Enable them per project in .titan/config.toml:

[plugins.git]
enabled = true

[plugins.github]
enabled = true

[plugins.jira]
enabled = true

For each plugin, the docs are split into:

  • Overview: requirements, configuration, and entry points.
  • Client API: public client methods grouped by domain.
  • Workflow Steps: public reusable steps grouped by functionality.
  • Built-in Workflows: workflows shipped by the plugin and how to extend them.

Community plugins

Titan also supports community plugins from external repositories.

There are currently two source channels:

  • stable: pin a plugin version in the project config using a git tag or commit.
  • dev_local: use a local checkout of a plugin repository during development.

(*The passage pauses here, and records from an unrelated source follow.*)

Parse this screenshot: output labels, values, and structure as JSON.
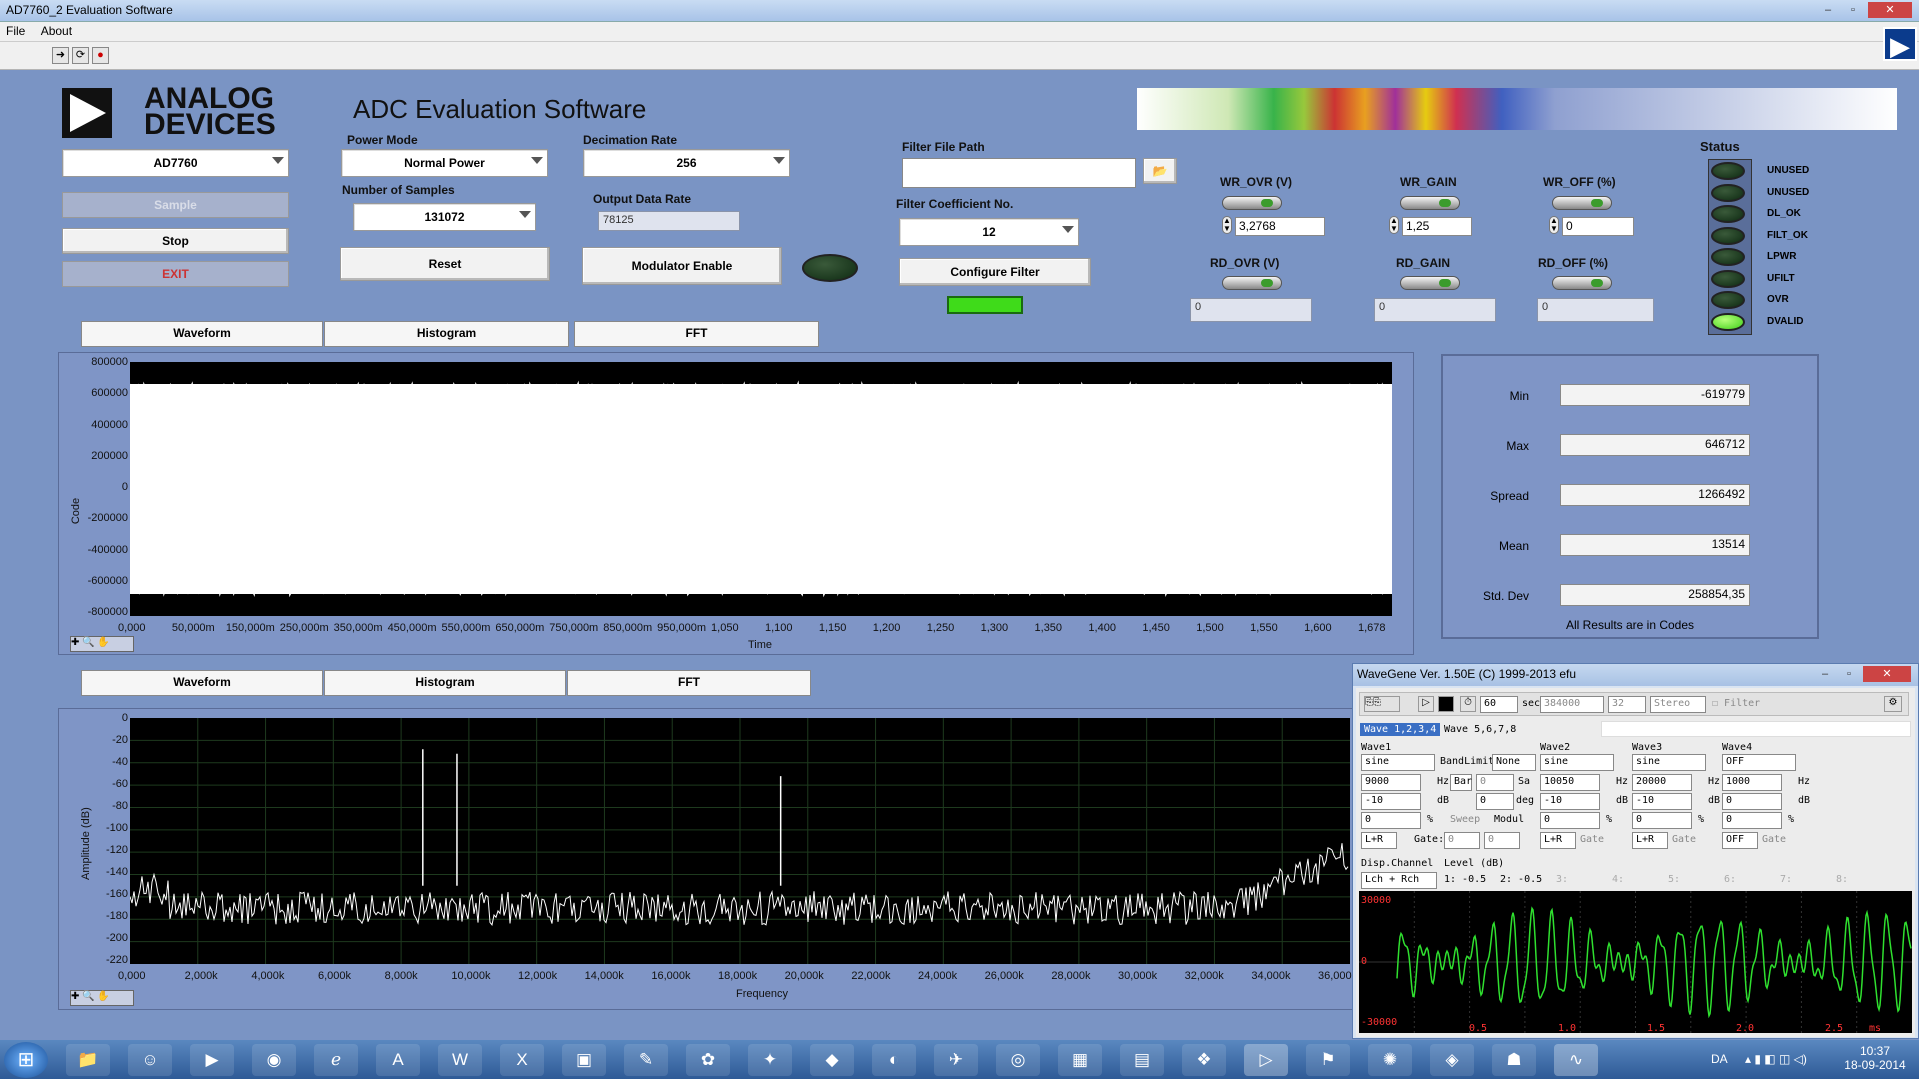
{
  "window": {
    "title": "AD7760_2 Evaluation Software"
  },
  "menu": [
    "File",
    "About"
  ],
  "header": {
    "logo_line1": "ANALOG",
    "logo_line2": "DEVICES",
    "app_title": "ADC Evaluation Software"
  },
  "controls": {
    "device": "AD7760",
    "sample": "Sample",
    "stop": "Stop",
    "exit": "EXIT",
    "power_mode_label": "Power Mode",
    "power_mode": "Normal Power",
    "num_samples_label": "Number of Samples",
    "num_samples": "131072",
    "reset": "Reset",
    "decimation_label": "Decimation Rate",
    "decimation": "256",
    "odr_label": "Output Data Rate",
    "odr": "78125",
    "modulator": "Modulator Enable",
    "filter_path_label": "Filter File Path",
    "filter_path": "",
    "filter_coeff_label": "Filter Coefficient No.",
    "filter_coeff": "12",
    "configure_filter": "Configure Filter"
  },
  "registers": {
    "wr_ovr_label": "WR_OVR (V)",
    "wr_ovr": "3,2768",
    "wr_gain_label": "WR_GAIN",
    "wr_gain": "1,25",
    "wr_off_label": "WR_OFF (%)",
    "wr_off": "0",
    "rd_ovr_label": "RD_OVR (V)",
    "rd_ovr": "0",
    "rd_gain_label": "RD_GAIN",
    "rd_gain": "0",
    "rd_off_label": "RD_OFF (%)",
    "rd_off": "0"
  },
  "status": {
    "title": "Status",
    "items": [
      {
        "label": "UNUSED",
        "on": false
      },
      {
        "label": "UNUSED",
        "on": false
      },
      {
        "label": "DL_OK",
        "on": false
      },
      {
        "label": "FILT_OK",
        "on": false
      },
      {
        "label": "LPWR",
        "on": false
      },
      {
        "label": "UFILT",
        "on": false
      },
      {
        "label": "OVR",
        "on": false
      },
      {
        "label": "DVALID",
        "on": true
      }
    ]
  },
  "tabs_top": [
    "Waveform",
    "Histogram",
    "FFT"
  ],
  "tabs_bottom": [
    "Waveform",
    "Histogram",
    "FFT"
  ],
  "results": {
    "min_label": "Min",
    "min": "-619779",
    "max_label": "Max",
    "max": "646712",
    "spread_label": "Spread",
    "spread": "1266492",
    "mean_label": "Mean",
    "mean": "13514",
    "std_label": "Std. Dev",
    "std": "258854,35",
    "note": "All Results are in Codes"
  },
  "waveform_plot": {
    "ylabel": "Code",
    "xlabel": "Time",
    "yticks": [
      "800000",
      "600000",
      "400000",
      "200000",
      "0",
      "-200000",
      "-400000",
      "-600000",
      "-800000"
    ],
    "xticks": [
      "0,000",
      "50,000m",
      "150,000m",
      "250,000m",
      "350,000m",
      "450,000m",
      "550,000m",
      "650,000m",
      "750,000m",
      "850,000m",
      "950,000m",
      "1,050",
      "1,100",
      "1,150",
      "1,200",
      "1,250",
      "1,300",
      "1,350",
      "1,400",
      "1,450",
      "1,500",
      "1,550",
      "1,600",
      "1,678"
    ]
  },
  "fft_plot": {
    "ylabel": "Amplitude (dB)",
    "xlabel": "Frequency",
    "yticks": [
      "0",
      "-20",
      "-40",
      "-60",
      "-80",
      "-100",
      "-120",
      "-140",
      "-160",
      "-180",
      "-200",
      "-220"
    ],
    "xticks": [
      "0,000",
      "2,000k",
      "4,000k",
      "6,000k",
      "8,000k",
      "10,000k",
      "12,000k",
      "14,000k",
      "16,000k",
      "18,000k",
      "20,000k",
      "22,000k",
      "24,000k",
      "26,000k",
      "28,000k",
      "30,000k",
      "32,000k",
      "34,000k",
      "36,000k"
    ]
  },
  "wavegene": {
    "title": "WaveGene  Ver. 1.50E  (C) 1999-2013 efu",
    "duration": "60",
    "sec": "sec",
    "rate": "384000",
    "bits": "32",
    "mode": "Stereo",
    "filter": "Filter",
    "tab1": "Wave 1,2,3,4",
    "tab2": "Wave 5,6,7,8",
    "wave1": {
      "label": "Wave1",
      "type": "sine",
      "freq": "9000",
      "level": "-10",
      "pct": "0",
      "ch": "L+R"
    },
    "bandlimit_label": "BandLimit:",
    "bandlimit": "None",
    "bar": "Bar",
    "sa": "0",
    "sa_unit": "Sa",
    "deg": "0",
    "deg_unit": "deg",
    "sweep": "Sweep",
    "modul": "Modul",
    "gate_label": "Gate:",
    "gate1": "0",
    "gate2": "0",
    "wave2": {
      "label": "Wave2",
      "type": "sine",
      "freq": "10050",
      "level": "-10",
      "pct": "0",
      "ch": "L+R"
    },
    "wave3": {
      "label": "Wave3",
      "type": "sine",
      "freq": "20000",
      "level": "-10",
      "pct": "0",
      "ch": "L+R"
    },
    "wave4": {
      "label": "Wave4",
      "type": "OFF",
      "freq": "1000",
      "level": "0",
      "pct": "0",
      "ch": "OFF"
    },
    "hz": "Hz",
    "db": "dB",
    "pctu": "%",
    "gate": "Gate",
    "disp_label": "Disp.Channel",
    "disp": "Lch + Rch",
    "level_label": "Level (dB)",
    "level1": "1: -0.5",
    "level2": "2: -0.5",
    "level3": "3:",
    "level4": "4:",
    "level5": "5:",
    "level6": "6:",
    "level7": "7:",
    "level8": "8:",
    "scope_y": [
      "30000",
      "0",
      "-30000"
    ],
    "scope_x": [
      "0.5",
      "1.0",
      "1.5",
      "2.0",
      "2.5"
    ],
    "scope_unit": "ms"
  },
  "taskbar": {
    "lang": "DA",
    "time": "10:37",
    "date": "18-09-2014"
  }
}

The shared stable pin lives in .titan/config.toml:

[plugins.custom]
enabled = true

[plugins.custom.source]
channel = "stable"
repo_url = "https://github.com/user/titan-plugin-custom"
requested_ref = "v1.2.0"
resolved_commit = "0123456789abcdef0123456789abcdef01234567"

requested_ref stores the exact tag or ref used by that repository. Some repos use tags like v1.2.0; others use 1.2.0.

For local plugin development, the active override lives in ~/.titan/config.toml:

[plugins.custom.source]
channel = "dev_local"
path = "/absolute/path/to/local/plugin/repo"

In dev_local, Titan loads the plugin directly from the local repository. In stable, Titan prepares an isolated local runtime for the pinned commit.